Re: [ewg] nfsrdma fails to write big file,

2010-03-04 Thread Mahesh Siddheshwar
Tom Tucker wrote:
 Mahesh Siddheshwar wrote:
 Hi Tom, Vu,

 Tom Tucker wrote:
 Roland Dreier wrote:
   +   /*   +* Add room for frmr 
 register and invalidate WRs
   +* Requests sometimes have two chunks, each chunk
   +* requires to have different frmr.
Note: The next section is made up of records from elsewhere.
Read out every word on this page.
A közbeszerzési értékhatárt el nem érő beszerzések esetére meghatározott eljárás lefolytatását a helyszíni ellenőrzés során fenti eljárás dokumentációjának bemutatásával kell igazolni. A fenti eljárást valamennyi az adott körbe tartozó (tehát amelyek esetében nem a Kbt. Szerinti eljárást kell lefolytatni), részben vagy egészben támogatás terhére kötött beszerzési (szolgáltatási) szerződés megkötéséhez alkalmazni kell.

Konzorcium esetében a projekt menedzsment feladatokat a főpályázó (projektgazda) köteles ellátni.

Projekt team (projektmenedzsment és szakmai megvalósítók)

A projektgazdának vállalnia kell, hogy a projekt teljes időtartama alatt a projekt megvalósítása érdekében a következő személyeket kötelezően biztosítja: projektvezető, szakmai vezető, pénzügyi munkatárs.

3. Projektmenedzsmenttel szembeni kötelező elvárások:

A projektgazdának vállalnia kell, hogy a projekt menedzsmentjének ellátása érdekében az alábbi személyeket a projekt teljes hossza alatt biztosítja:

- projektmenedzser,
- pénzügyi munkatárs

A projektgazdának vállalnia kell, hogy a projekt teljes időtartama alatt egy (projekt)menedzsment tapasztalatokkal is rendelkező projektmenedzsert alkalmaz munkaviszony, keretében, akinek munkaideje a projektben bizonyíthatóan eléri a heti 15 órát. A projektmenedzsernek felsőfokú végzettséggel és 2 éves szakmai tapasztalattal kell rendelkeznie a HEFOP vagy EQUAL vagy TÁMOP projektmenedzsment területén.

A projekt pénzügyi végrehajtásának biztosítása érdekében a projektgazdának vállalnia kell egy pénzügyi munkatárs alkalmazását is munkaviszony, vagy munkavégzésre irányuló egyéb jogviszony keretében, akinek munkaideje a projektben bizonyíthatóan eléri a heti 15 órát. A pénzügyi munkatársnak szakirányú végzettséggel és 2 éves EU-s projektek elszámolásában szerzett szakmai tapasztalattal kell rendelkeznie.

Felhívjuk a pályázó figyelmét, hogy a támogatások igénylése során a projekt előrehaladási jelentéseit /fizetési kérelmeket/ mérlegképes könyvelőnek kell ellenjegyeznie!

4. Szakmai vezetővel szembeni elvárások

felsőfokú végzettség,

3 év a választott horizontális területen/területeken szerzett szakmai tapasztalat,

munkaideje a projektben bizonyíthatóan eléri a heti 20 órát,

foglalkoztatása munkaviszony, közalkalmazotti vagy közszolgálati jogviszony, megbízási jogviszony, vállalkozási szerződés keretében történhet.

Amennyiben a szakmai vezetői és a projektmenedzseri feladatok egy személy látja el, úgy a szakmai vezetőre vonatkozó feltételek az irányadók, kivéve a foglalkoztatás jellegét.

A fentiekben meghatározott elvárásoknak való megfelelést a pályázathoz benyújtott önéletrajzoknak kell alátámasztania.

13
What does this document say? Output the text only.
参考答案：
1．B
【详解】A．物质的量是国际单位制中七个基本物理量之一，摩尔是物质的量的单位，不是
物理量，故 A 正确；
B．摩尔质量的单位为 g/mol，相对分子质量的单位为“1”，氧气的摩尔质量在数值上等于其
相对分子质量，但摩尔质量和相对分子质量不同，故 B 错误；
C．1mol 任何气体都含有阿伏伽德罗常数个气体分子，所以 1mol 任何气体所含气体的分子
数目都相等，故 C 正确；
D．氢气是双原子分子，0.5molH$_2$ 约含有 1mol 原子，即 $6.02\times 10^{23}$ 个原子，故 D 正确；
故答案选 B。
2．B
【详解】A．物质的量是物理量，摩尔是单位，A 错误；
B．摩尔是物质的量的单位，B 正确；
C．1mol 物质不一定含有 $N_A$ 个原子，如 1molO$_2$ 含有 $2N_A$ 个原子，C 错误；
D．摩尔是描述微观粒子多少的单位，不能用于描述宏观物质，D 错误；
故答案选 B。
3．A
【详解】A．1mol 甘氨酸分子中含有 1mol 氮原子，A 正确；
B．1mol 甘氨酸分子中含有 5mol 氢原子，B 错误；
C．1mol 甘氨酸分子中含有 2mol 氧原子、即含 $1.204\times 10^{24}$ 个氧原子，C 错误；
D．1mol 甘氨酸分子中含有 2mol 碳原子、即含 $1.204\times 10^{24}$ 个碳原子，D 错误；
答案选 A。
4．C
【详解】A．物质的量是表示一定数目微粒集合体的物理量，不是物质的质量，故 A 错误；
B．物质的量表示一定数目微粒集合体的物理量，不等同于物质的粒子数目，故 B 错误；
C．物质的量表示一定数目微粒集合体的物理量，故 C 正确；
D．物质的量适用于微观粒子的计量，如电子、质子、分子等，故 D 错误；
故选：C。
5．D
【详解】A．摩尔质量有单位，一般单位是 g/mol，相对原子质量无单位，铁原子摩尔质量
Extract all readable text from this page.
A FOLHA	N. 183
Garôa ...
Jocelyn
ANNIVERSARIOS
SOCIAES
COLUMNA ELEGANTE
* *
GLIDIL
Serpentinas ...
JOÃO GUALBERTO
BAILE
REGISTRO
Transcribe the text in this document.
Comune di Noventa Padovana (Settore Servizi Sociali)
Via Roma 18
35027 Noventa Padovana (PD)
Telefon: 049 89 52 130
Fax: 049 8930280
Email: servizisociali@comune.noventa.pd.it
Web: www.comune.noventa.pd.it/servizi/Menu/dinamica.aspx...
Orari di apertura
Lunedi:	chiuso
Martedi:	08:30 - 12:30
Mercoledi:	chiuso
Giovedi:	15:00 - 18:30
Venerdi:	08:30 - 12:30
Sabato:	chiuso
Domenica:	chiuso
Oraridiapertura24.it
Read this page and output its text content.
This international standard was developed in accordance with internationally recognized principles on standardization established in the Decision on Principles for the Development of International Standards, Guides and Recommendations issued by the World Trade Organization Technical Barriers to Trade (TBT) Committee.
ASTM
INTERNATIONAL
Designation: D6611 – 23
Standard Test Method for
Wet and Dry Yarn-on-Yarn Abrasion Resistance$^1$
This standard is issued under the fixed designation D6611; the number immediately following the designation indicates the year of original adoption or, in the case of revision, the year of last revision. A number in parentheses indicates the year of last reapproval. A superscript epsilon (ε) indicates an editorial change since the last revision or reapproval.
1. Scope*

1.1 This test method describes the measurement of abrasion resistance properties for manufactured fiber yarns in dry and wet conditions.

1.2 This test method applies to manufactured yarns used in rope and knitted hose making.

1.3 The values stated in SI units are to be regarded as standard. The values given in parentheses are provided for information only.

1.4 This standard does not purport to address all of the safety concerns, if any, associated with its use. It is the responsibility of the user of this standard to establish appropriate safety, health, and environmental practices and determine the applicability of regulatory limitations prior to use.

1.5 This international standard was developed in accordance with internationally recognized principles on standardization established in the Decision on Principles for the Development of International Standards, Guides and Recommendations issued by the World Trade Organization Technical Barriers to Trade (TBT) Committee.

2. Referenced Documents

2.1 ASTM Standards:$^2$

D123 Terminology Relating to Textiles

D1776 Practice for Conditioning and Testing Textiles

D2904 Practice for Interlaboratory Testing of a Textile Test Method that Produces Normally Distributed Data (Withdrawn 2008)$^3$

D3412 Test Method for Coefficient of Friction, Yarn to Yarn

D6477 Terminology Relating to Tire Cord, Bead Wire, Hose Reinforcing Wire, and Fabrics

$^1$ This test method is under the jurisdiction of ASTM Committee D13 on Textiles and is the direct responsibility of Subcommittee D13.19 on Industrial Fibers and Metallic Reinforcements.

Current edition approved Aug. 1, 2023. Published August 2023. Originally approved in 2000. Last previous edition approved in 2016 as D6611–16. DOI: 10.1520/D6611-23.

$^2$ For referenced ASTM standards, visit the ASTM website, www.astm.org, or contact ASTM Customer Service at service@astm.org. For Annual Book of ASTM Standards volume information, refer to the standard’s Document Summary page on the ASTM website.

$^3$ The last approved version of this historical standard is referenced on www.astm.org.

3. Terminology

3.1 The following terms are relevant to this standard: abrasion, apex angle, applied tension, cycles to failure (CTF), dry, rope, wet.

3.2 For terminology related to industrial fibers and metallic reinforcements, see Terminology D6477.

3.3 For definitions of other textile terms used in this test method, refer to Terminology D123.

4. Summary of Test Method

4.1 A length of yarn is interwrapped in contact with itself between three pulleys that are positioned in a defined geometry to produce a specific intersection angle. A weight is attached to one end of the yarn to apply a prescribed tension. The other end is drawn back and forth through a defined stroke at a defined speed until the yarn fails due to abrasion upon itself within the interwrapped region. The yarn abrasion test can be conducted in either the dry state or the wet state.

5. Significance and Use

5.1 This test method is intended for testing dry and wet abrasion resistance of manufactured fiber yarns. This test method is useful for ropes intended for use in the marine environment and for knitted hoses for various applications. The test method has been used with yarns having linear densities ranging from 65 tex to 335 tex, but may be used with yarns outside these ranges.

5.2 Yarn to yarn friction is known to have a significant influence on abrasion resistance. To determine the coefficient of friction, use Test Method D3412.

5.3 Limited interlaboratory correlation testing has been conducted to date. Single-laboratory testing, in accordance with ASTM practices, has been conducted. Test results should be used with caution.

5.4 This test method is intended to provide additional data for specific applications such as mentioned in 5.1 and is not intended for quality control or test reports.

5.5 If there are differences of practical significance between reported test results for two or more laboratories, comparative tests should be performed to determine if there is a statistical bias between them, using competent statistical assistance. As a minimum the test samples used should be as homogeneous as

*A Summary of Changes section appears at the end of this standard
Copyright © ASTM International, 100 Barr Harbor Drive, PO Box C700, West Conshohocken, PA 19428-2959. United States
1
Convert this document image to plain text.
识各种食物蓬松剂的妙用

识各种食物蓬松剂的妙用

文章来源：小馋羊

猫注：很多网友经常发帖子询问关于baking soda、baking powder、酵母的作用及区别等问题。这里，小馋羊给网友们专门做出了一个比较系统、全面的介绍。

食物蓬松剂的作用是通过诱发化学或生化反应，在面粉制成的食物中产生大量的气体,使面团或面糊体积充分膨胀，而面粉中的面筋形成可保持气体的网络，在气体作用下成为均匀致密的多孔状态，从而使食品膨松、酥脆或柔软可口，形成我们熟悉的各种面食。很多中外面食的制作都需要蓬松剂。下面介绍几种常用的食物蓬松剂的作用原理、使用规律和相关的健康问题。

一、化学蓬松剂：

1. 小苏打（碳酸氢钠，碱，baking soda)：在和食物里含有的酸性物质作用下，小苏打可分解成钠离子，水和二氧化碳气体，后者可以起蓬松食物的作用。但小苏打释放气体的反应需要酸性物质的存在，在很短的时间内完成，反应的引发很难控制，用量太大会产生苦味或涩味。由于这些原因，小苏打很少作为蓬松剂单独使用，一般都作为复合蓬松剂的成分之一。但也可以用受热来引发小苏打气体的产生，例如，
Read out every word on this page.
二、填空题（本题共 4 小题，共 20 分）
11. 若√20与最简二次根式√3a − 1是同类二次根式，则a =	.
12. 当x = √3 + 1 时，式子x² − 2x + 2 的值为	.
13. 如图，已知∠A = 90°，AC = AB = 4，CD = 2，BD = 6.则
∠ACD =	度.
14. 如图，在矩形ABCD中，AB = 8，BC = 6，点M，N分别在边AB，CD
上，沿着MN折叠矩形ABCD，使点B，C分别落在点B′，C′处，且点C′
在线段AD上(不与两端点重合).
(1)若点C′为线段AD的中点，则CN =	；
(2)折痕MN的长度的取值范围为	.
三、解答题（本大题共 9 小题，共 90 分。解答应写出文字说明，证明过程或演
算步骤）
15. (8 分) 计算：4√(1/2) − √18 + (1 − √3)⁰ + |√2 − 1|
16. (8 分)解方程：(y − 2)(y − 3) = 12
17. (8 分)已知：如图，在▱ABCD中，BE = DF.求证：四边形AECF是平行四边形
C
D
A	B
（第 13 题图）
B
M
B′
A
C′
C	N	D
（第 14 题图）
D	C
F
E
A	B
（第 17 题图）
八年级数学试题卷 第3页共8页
The safest
   +* WRs required are max_send_wr * 6; however, we
   +* get send completions and poll fast enough, it
   +* is pretty safe to have max_send_wr * 4.   
 +*/
   +   ep-rep_attr.cap.max_send_wr *= 4;

 Seems like a bad design if there is a possibility of work queue
 overflow; if you're counting on events occurring in a particular order
 or completions being handled fast enough, then your design is 
 going to
 fail in some high load situations, which I don't think you want.   

 Vu,

 Would you please try the following:

 - Set the multiplier to 5
 While trying to test this between a Linux client and Solaris server,
 I made the following changes in :
 /usr/src/ofa_kernel-1.5.1/net/sunrpc/xprtrdma/verbs.c

 diff verbs.c.org verbs.c
 653c653
ep-rep_attr.cap.max_send_wr *= 3;
 ---
ep-rep_attr.cap.max_send_wr *= 8;
 685c685
ep-rep_cqinit = ep-rep_attr.cap.max_send_wr/2 /*  - 1*/;
 ---
ep-rep_cqinit = ep-rep_attr.cap.max

 (I bumped it to 8)

 did make install.
 On reboot I see the errors on NFS READs as opposed to WRITEs
 as seen before, when I try to read a 10G file from the server.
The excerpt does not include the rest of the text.